新しい公共をどう創るか
自治体学会 関東フォ−ラム2011 in 東上線沿線
1月29日に「自治体学会 関東フォ−ラム2011 in 東上線沿線」が埼玉県の淑徳大学で開催された。
テーマは、「新しい公共をどう創るか」で、基調講演、分科会などが行われ、関東圏の自治体職員やNPOなどが100人規模で参加した。
開会式のあいさつに続き、基調講演「新しい公共の将来像」として福嶋浩彦氏(消費者庁長官、元我孫子市長)の講演が行われた。
福嶋氏は新しい公共について、市民の公共が本来の公共であり、新しい公共と言われるのは、既成の公共が市民の公共でないためではないかと述べた。
また、ペストフのトライアングルをもちいて公共を定義し、我孫子市の実例を交えながら、自治体(政府)を変えることと、行政のアウトソーシングではない事業のあり方を述べた。
分科会では、第1分科会「協働推進と新しい公共」、第2分科会「地域支え合いと新しい公共」、第3分科会「市民メディアと新しい公共」が行われた。
第1分科会「協働推進と新しい公共」では埼玉での協働推進の事例、第2分科会「地域支え合いと新しい公共」では埼玉で支え合い活動の事例をもとに「新しい公共」を考えた。
第3分科会「市民メディアと新しい公共」では、市民が担う「参加と協働の市民メディア」が新しい公共で担う役割などについて、Slowtimes.netの長岡素彦がコーディネーターとして新聞記者、市民メディア、NPOのパネリストと参加者で「新しい公共」を討議した。
まず、東京新聞記者、横浜市民メディア連絡会、横浜市民放送局共同代表の鈴木賀津彦氏は、メディアや市民メディアの活動について述べた。

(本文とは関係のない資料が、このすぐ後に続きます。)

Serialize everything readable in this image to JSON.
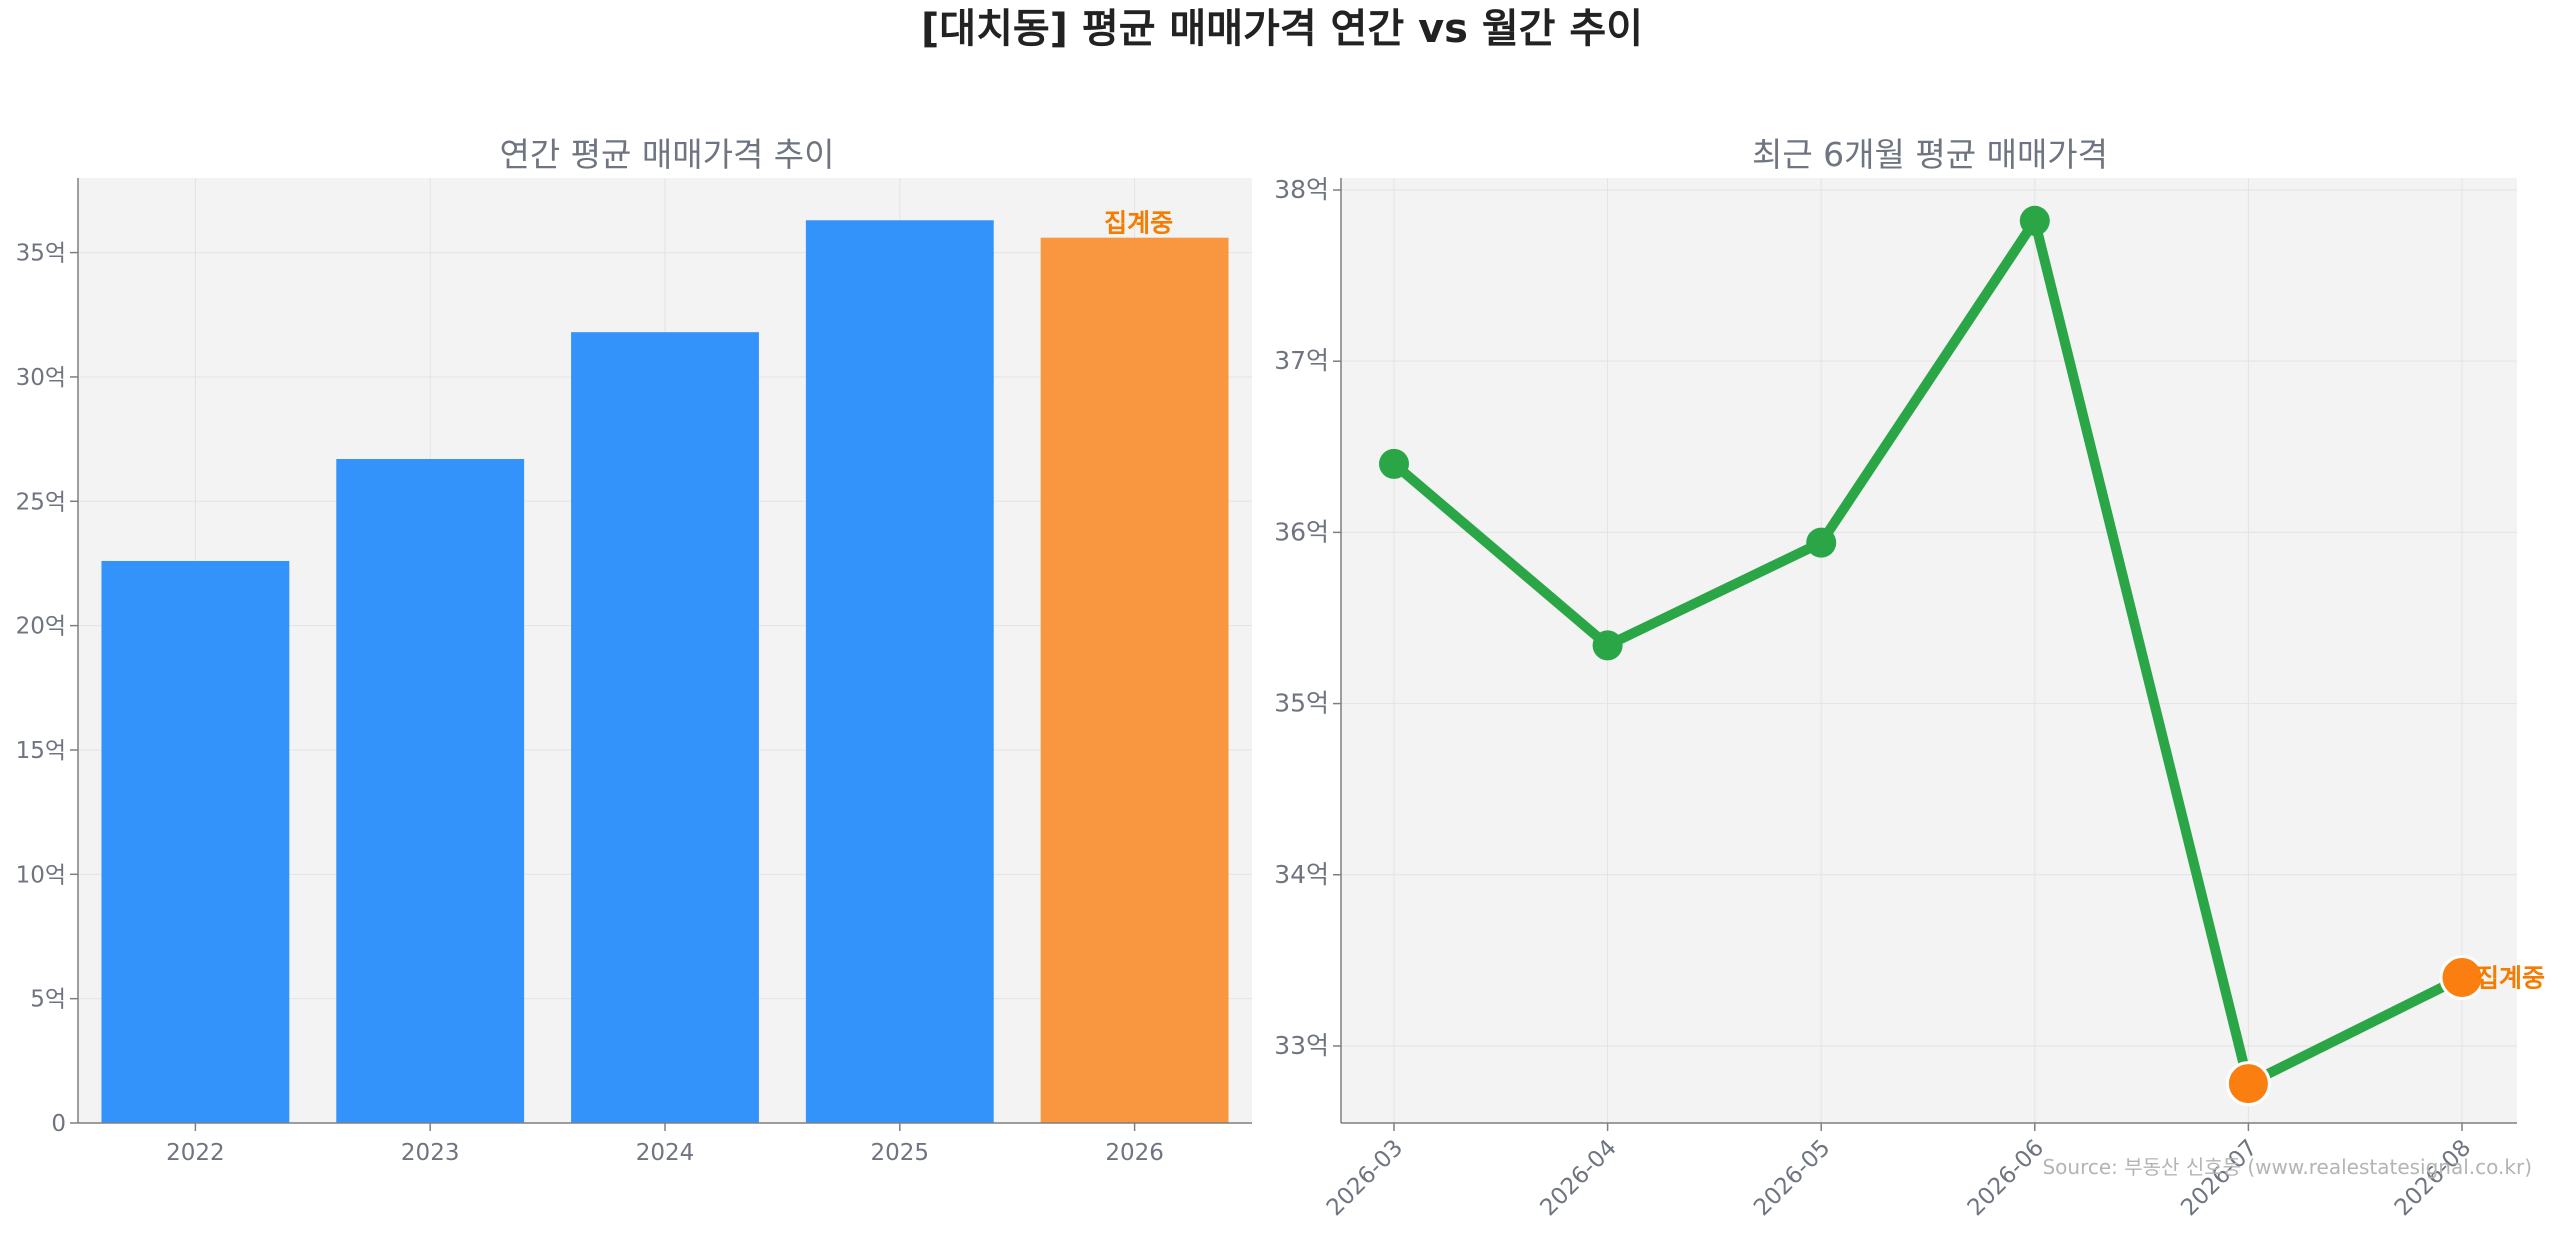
{
  "title": "[대치동] 평균 매매가격 연간 vs 월간 추이",
  "source": "Source: 부동산 신호등 (www.realestatesignal.co.kr)",
  "colors": {
    "bar": "#3393fb",
    "bar_partial": "#f99740",
    "line": "#2ba647",
    "point": "#2ba647",
    "point_partial": "#fb7e11",
    "annotation": "#f57c00",
    "plot_bg": "#f3f3f3",
    "grid": "#e3e3e3"
  },
  "chart_data": [
    {
      "type": "bar",
      "title": "연간 평균 매매가격 추이",
      "categories": [
        "2022",
        "2023",
        "2024",
        "2025",
        "2026"
      ],
      "values": [
        22.6,
        26.7,
        31.8,
        36.3,
        35.6
      ],
      "ylim": [
        0,
        38
      ],
      "yticks": [
        0,
        5,
        10,
        15,
        20,
        25,
        30,
        35
      ],
      "ytick_labels": [
        "0",
        "5억",
        "10억",
        "15억",
        "20억",
        "25억",
        "30억",
        "35억"
      ],
      "partial_index": 4,
      "annotation": "집계중",
      "grid": true
    },
    {
      "type": "line",
      "title": "최근 6개월 평균 매매가격",
      "categories": [
        "2026-03",
        "2026-04",
        "2026-05",
        "2026-06",
        "2026-07",
        "2026-08"
      ],
      "values": [
        36.4,
        35.34,
        35.94,
        37.82,
        32.78,
        33.4
      ],
      "ylim": [
        32.55,
        38.07
      ],
      "yticks": [
        33,
        34,
        35,
        36,
        37,
        38
      ],
      "ytick_labels": [
        "33억",
        "34억",
        "35억",
        "36억",
        "37억",
        "38억"
      ],
      "partial_indices": [
        4,
        5
      ],
      "annotation": "집계중",
      "grid": true
    }
  ]
}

鈴木氏は、市民が情報発信の主体となる活動として市民メディアや横浜市民放送局の活動などを語り、「自分で考え取材して伝える」ことが重要であると述べた。
市民映像フォーラム理事長の松下明正氏は、市民メディア的な活動と県協働事業について述べた。
松下氏は、県との協働事業での市民映像記者の養成と番組づくり(CATV・大学などとの協働)、県のコバントンTheMoviでの発信などのついて語り、「問題やまちを発見して伝える」ことの必要性を述べた。
NPO法人市民情報センター ハンズオン埼玉事務局長の若尾明子氏は市民参画の事業であるクッキープロジェクトはどういうメッセージを発信しているか、なぜ、このクッキープロジェクトのDVDをつくったかなどを述べた。
若尾氏は作業所の商品であるクッキーをカイゼンし、販売するクッキープロジェクトを市民がサポーターになり一緒に企画・運営・販売し、また、クッキーでというメディアで発信し、DVDをつくった実例を語り、当事者も市民も企業もいっしょになる「まぜこぜの力」とICTに依拠しないコミュニケーションの重要性を述べた。
その後、参加者とともに質疑・論議を行った。
(まとめは下記の図)
このフォーラムの様子はUSTREAMで放送(配信)された。
第3分科会「市民メディアと新しい公共」では、分科会でこの放送をみて、また、参加者が放送している第1分科会に行き、体感しながら論議した。
付記
Slowtimes.netでは、昨年のメルプラッツ2010「地元のメディア育て」ではメディアリテラーシー、メディフェス2010「コミュニティをつくるメディア・メディアリテラシー」では地元、コミュ ニティと市民メディアをテーマとし、今回は市民メディアと「新しい公共」で論議した。
これをふまえて、2011年、また、3月のメルプラッツ2011では「新しい公共とメディア・メディアリテラシー」を論じたい。